In the book Galois theory by J. P. Escofier, author wrote
In his treatise on Algebra (from around $1074$), Omar Khayyam studied cubic equations in detail. He only considered equations with positive coefficients, and distinguished $25$ different cases. For example, the equations with three terms not having $0$ as a root are one of the following six types: $$ x^3=ax^2+b, \,\,\,\,\,\, x^3+b=ax^2, \,\,\,\,\,\, x^3+ax^2=b, $$ $$ x^3=ax+b, \,\,\,\,\,\, x^3+b=ax, \,\,\,\,\,\, x^3+ax=b. $$
After around $500$ years:
Scipio del Ferro discovered solutions of equations $$(*) \,\,\,\,\,\,\,\,\,\,\,\,\,\, x^3+px=q, \,\,\,\, x^3=px+q, \,\,\,\, x^3+q=px$$ where $p,q>0$. .... In $1535$, Fiore (student of Ferro) challenged Tartaglia to solve 30 problems, all based on equations of first type above. ... Tartaglia had already attempted to solve equations of this type some years earlier, so he succeeded (to find answers to problems of Fiore, i.e. to solve cubic equations of type $x^3+px=q$ with $p,q>0$.) ............In $1539$, Cardan invited Tartaglia to find out his (Tartaglia's) secret (of solution of cubic). He flattered him so well that he succeeded - Tartaglia showed him (secret in) his poem, but swore not to reveal it. Shortly after, Cardan succeeded in extending Tartaglia's method to equations of second and third type in $(*)$ ......... In $1545$, Cardan published all of these solutions. But Tartaglia was furious, denounced him for lying .......

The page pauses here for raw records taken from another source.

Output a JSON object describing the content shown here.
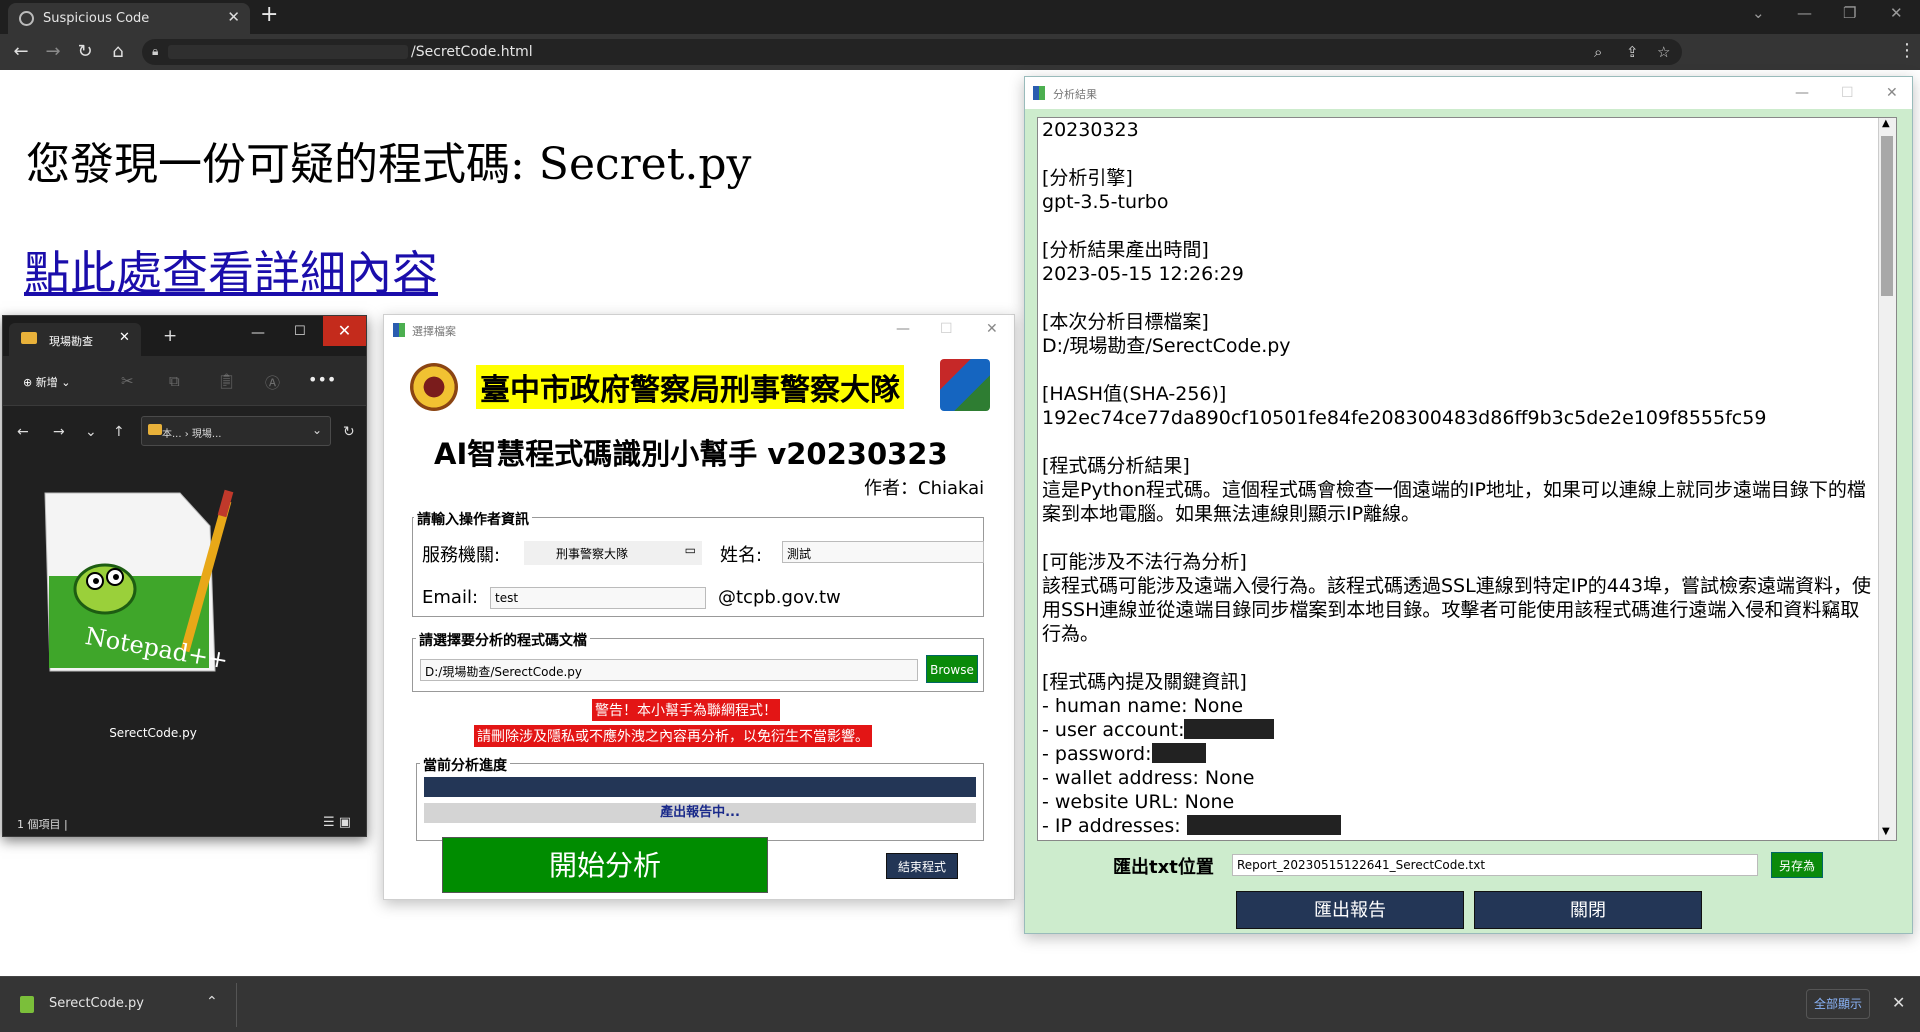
{
  "browser": {
    "tab_title": "Suspicious Code",
    "url": "/SecretCode.html",
    "new_tab": "+",
    "close": "✕"
  },
  "page": {
    "heading": "您發現一份可疑的程式碼: Secret.py",
    "link": "點此處查看詳細內容"
  },
  "explorer": {
    "tab_title": "現場勘查",
    "new_label": "新增",
    "breadcrumb": "本... › 現場...",
    "file_name": "SerectCode.py",
    "status": "1 個項目"
  },
  "selector": {
    "window_title": "選擇檔案",
    "agency_banner": "臺中市政府警察局刑事警察大隊",
    "app_title": "AI智慧程式碼識別小幫手 v20230323",
    "author": "作者：Chiakai",
    "group_operator": "請輸入操作者資訊",
    "label_agency": "服務機關:",
    "agency_value": "刑事警察大隊",
    "label_name": "姓名:",
    "name_value": "測試",
    "label_email": "Email:",
    "email_value": "test",
    "email_domain": "@tcpb.gov.tw",
    "group_file": "請選擇要分析的程式碼文檔",
    "file_path": "D:/現場勘查/SerectCode.py",
    "browse": "Browse",
    "warning1": "警告！本小幫手為聯網程式！",
    "warning2": "請刪除涉及隱私或不應外洩之內容再分析，以免衍生不當影響。",
    "group_progress": "當前分析進度",
    "progress_text": "產出報告中...",
    "progress_fraction": 1.0,
    "start": "開始分析",
    "exit": "結束程式"
  },
  "result": {
    "window_title": "分析結果",
    "lines": {
      "date": "20230323",
      "engine_h": "[分析引擎]",
      "engine": "gpt-3.5-turbo",
      "time_h": "[分析結果產出時間]",
      "time": "2023-05-15 12:26:29",
      "target_h": "[本次分析目標檔案]",
      "target": "D:/現場勘查/SerectCode.py",
      "hash_h": "[HASH值(SHA-256)]",
      "hash": "192ec74ce77da890cf10501fe84fe208300483d86ff9b3c5de2e109f8555fc59",
      "analysis_h": "[程式碼分析結果]",
      "analysis": "這是Python程式碼。這個程式碼會檢查一個遠端的IP地址，如果可以連線上就同步遠端目錄下的檔案到本地電腦。如果無法連線則顯示IP離線。",
      "illegal_h": "[可能涉及不法行為分析]",
      "illegal": "該程式碼可能涉及遠端入侵行為。該程式碼透過SSL連線到特定IP的443埠，嘗試檢索遠端資料，使用SSH連線並從遠端目錄同步檔案到本地目錄。攻擊者可能使用該程式碼進行遠端入侵和資料竊取行為。",
      "keyinfo_h": "[程式碼內提及關鍵資訊]",
      "k1": "- human name: None",
      "k2": "- user account:",
      "k3": "- password:",
      "k4": "- wallet address: None",
      "k5": "- website URL: None",
      "k6": "- IP addresses:"
    },
    "export_label": "匯出txt位置",
    "export_path": "Report_20230515122641_SerectCode.txt",
    "save_as": "另存為",
    "export_btn": "匯出報告",
    "close_btn": "關閉"
  },
  "downloads": {
    "file": "SerectCode.py",
    "show_all": "全部顯示"
  }
}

Question: My question is historical. If we type Tartaglia-Cardano in Google, we can see a story, as in quoted paragraph above. But, if the solutions of cubic equations were known to Omar Khayyam in $1074$, why Tartaglia and Cardano were curious/worried about solution of cubic equations and its publication?
Khayyam's solutions are geometric constructions (remember this new field of algebra needed to rest its foundation at the time on geometry in the style of Euclid's Elements book II, e.g. Proposition II-6 for a particular class of quadratic equations) that is roughly speaking, intersecting a hyperbola (or parabola, IIRC he didn't need ellipses) with a circle when the roots are not constructible (with straightedge and compass). That is not the more numerical formula (that is basically our modern day cubic formula) that Tartaglia, Fior, Cardano, Ferrari, etc. developed in the 16th century for the cubic and very soon after, quartic.
That is why you get those challenges in the open in this time. They actually had to solve for numerical values for given coefficients (so most people in the crowd could actually understand what was going on, who's right, and exciting to watch), rather than to say: "if we have this hyperbola and intersect with this circle, then this segment will represent the solution".